I would greatly appreciate if there are any suggestions or leads that you may share!
Thanks,
Pushkar

Hi Pushkar.

Thank you for your message.

The first thing to try is to increase the spherical harmonics expansion degree. Currently we use L=16 for cell and nuclear shape but you can increase this number.

Other than that, there is a generalized version of spherical harmonics expansion in which not only the radial coordinate R(theta, phi) is parameterized as a function of theta and phi, but instead, all the three cartesian coordinates X(theta, phi), Y(theta, phi) and Z(theta, phi) are parameterized. This is not currently implemented in cvapipe_analysis but I can point you to some resources if you like,

Sorry, I forgot to reply the 2nd part of your message.

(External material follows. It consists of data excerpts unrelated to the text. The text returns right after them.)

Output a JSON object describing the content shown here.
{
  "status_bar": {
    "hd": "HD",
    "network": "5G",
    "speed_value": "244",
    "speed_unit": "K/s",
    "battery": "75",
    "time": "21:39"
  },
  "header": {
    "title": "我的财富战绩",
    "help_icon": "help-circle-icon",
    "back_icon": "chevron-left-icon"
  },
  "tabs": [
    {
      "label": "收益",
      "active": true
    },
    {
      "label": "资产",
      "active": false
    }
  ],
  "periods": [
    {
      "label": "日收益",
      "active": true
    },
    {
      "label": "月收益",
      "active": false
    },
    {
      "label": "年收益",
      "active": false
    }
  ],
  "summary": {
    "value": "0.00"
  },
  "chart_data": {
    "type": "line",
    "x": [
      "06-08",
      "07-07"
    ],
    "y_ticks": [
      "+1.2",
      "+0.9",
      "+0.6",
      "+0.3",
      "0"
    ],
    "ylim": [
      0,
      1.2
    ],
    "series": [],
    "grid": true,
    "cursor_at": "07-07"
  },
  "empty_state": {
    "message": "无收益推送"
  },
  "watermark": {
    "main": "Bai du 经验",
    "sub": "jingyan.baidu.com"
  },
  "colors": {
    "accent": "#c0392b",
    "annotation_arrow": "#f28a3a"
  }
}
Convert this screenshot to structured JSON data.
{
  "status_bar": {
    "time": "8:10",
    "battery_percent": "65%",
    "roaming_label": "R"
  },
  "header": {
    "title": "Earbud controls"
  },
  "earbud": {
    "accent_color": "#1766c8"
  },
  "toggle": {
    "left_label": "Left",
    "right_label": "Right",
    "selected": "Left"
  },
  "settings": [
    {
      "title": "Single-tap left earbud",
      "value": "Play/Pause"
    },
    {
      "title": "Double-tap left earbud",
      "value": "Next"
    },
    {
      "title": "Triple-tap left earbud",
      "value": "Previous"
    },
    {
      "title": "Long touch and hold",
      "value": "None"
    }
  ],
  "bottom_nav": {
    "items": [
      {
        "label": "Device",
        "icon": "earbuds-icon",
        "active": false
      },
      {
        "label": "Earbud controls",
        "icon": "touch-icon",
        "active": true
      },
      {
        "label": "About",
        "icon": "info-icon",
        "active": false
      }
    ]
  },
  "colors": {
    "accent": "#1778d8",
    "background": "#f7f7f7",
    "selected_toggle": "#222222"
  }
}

The SHE parameterization is not suitable for objects with multiple connected components. I would suggest you to either discard those cells since they are a small fraction of the whole population, or keep only the largest nucleus in those cells.

Best,

Hi Matheus,
Thanks for your replies. I have tried upto L = 50 and overall the reconstructions definitely get quite a bit better, but still struggle with edges. The primary concern stemmed from the fact that the average cells do not capture the polygonal nature of cells. I can see how the components can build up to an almost polygonal cell but the mean cell seems quite round. This in my opinion is both because of spherical harmonics struggling with sharper edges and rotation method in our lower resolution images (due to discrete pixelated nature of data).

Cartesian coordinate based SHE seems to be an interesting approach. I would really appreciate if you can point to some resources on that topic for me!

I agree with the methods you described for multiple connected components. This was what I was thinking but wanted to make sure.